- Born: 1927 Baraboo, Wisconsin
- Died: December 8, 1997 (aged 69–70) Grosse Pointe, Michigan
- Known for: Metalsmith

= Phillip Fike =

American jewelry artist

Phillip George Fike (1927–1997) was an American metalsmith and jeweler.

== Early life and education ==
Fike was born in 1927 in Baraboo, Wisconsin. In April of 1945 Fike finished high school and directly enlisted in the U.S. Navy. He attended University of Wisconsin under the G.I. Bill. where he studied Applied Art. Fike earned his Master of Science degree in 1951 from the University of Wisconsin. Fike taught art at Wayne University in 1953 and continued teaching there for 45 years.

== Career and achievements ==
He is known for his work in the decorative metal technique of niello as well as reintroducing the fibula brooch to contemporary metalsmiths. Niello involves filling designs engraved on the surface of metal. To share this technique with others, Fike taught workshops around the U.S.

Fike was a founding member of the Society of North American Goldsmiths. Fike was the person who coined the acronym “SNAG” for this society. The goal of the SNAG organization was to create diversity and encourage creativity in the metalsmith world. In 1983 he was named a Master Metalsmith by the Metal Museum in Memphis. In 1988 he was named a fellow of the American Craft Council.

Fike characterized himself as “a simple American Metalsmith competing with the excellence of the past.” He was known for integrating mechanics into his work, as he had a passion for mechanics and metalsmithing. His more known works include interlocking wedding bands, the fibulae brooch, and moving ear ornaments.

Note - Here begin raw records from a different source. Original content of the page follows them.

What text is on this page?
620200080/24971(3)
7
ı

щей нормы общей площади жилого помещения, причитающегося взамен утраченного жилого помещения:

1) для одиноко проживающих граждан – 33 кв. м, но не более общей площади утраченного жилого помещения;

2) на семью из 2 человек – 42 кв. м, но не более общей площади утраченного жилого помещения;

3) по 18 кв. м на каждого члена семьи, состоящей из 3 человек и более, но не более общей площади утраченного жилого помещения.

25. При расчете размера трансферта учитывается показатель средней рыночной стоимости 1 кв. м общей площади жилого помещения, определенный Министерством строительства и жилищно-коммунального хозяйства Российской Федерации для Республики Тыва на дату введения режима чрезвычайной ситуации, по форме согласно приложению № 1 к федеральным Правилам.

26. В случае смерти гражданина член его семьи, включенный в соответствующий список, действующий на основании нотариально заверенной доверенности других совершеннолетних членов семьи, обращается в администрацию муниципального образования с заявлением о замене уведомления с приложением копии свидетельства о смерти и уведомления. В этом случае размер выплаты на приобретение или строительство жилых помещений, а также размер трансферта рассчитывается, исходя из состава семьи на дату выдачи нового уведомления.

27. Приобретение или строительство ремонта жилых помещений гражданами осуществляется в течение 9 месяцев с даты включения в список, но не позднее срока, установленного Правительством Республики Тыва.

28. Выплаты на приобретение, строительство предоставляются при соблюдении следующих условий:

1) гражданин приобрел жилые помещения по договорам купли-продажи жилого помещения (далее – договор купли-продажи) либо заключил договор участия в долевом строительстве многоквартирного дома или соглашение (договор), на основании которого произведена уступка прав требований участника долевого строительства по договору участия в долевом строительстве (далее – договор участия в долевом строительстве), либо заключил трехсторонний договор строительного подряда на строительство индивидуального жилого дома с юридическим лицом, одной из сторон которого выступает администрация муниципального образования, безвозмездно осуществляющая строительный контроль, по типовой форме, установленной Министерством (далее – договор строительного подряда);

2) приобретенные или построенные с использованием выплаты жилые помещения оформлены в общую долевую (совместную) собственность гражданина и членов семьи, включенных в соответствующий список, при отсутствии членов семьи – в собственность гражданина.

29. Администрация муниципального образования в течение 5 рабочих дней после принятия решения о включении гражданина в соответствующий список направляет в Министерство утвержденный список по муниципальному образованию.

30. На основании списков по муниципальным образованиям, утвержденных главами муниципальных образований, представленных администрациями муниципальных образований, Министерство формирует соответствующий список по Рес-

His work is in the Detroit Institute of Arts, The Metal Museum, the National Gallery of Art, the Smithsonian American Art Museum.

== Later life ==
After becoming a proficient metalsmith, he was introduced to blacksmithing by L. Brent Kington. This inspired him to incorporate iron into his later works.

Fike suffered from pulmonary fibrosis, and towards the end of his life, he had to be on oxygen assistance nearly 24 hours a day. Despite his condition, he continued teaching and made cross-country journeys to attend the SNAG conference and the National Ornamental Metal Museum’s Annual Repair Days. Fike died in Grosse Pointe on December 8, 1997.